The man did not like heights. Had disliked them since childhood when he had, quite by chance, seen a man leap to his death. The jumper had exploded leaving a crimson smear on the slate grey pavement and a green wobbly bit of indeterminate origin. He’d never forgotten it. The point being he did not undertake the climb lightly, it was not a short wall.
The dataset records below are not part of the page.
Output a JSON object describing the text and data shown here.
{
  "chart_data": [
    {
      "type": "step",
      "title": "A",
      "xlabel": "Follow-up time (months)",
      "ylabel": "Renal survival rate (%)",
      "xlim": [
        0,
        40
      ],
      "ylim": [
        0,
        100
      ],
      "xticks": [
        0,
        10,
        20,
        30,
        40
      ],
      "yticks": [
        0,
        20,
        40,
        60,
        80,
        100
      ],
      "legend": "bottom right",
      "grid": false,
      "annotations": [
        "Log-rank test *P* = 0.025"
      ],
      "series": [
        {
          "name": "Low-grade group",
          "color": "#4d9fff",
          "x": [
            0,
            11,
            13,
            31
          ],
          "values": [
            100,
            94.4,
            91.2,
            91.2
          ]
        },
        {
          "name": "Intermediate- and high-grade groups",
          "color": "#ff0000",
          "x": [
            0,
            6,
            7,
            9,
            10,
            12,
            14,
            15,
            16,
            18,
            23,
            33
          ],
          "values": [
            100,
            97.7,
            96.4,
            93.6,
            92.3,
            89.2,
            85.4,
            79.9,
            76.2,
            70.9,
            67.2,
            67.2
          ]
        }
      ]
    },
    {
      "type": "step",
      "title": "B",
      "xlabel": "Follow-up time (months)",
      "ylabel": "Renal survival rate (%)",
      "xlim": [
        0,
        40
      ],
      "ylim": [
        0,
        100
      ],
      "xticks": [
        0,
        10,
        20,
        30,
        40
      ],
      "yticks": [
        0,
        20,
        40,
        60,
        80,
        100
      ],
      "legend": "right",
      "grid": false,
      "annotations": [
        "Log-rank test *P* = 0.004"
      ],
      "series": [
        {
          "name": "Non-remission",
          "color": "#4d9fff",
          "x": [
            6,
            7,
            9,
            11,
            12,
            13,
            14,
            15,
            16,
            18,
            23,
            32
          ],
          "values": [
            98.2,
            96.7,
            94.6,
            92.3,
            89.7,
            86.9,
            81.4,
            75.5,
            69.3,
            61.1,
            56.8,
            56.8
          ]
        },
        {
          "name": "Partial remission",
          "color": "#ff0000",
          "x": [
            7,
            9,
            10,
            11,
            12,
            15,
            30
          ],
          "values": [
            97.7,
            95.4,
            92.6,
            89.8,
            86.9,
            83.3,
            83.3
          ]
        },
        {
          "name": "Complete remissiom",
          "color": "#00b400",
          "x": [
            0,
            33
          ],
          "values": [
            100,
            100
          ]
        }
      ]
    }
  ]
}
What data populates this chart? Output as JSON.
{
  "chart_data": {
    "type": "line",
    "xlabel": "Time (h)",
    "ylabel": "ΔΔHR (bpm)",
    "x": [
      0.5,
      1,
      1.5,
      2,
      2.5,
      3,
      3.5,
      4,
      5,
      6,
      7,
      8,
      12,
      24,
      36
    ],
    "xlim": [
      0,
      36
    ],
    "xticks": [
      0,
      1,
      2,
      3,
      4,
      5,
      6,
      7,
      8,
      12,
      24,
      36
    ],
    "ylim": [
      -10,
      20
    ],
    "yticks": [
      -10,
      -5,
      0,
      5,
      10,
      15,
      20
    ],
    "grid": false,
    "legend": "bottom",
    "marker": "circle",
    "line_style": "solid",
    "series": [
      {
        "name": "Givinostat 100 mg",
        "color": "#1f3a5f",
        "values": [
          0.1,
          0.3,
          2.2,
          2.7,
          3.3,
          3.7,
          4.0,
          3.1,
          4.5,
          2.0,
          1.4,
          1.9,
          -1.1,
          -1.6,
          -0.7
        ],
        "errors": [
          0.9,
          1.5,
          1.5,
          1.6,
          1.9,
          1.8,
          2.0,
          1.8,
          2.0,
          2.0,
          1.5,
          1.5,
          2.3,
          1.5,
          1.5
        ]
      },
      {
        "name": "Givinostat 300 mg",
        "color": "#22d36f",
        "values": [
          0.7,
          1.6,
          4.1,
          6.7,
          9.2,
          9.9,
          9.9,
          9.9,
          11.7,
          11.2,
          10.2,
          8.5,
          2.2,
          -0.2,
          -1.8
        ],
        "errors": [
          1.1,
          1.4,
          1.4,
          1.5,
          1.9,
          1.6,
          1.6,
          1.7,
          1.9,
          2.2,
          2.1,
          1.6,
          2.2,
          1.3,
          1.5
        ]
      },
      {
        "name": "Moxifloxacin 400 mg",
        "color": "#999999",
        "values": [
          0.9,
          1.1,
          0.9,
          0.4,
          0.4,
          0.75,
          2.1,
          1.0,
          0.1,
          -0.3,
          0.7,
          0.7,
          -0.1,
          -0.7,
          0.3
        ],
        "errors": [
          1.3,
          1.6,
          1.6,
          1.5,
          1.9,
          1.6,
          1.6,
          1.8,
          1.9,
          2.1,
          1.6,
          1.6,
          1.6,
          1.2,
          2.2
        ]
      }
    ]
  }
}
Yet climb he did. And he did indeed fall, three or four times, each time from a slightly higher height and each time he dusted himself off and tried again.

By the time he reached the top he was soaked in sweat, leaking blood from several limbs and dismayed to discover the top of the wall was, in addition to being severely exposed to wind, so thin he had to clutch to it between his legs and arms, making it almost impossible for him to look over the edge. The wind whipped his damp shirt leaving him cold and puckered with goose bumps. He felt sick. Yet he knew he must look if he were to have any hope of getting down.

Braving the wind shear he lifted his head, looked down, and saw…nothing. Below him, on the other side of the wall was an absolute void. He called out. There was no response. Not even an echo. Confused he moved to get a better look, leaning over as best he could, trying to extract light that wasn’t there to see a landscape that simply didn’t exist.

He fell.

The man’s hands were simply damp, between the sweat and the blood their grip was tenuous and the gusts were strong. Down he went, just like Humpty Dumpty, tumbling end over end into the void.

He laughed as he fell and wondered what part of him would provide the green wobbly bit. The void, for a while, was not a void. Then after a longer while there was nothing again.

And the wall waited, silent and gleaming obsidian, for the next walker.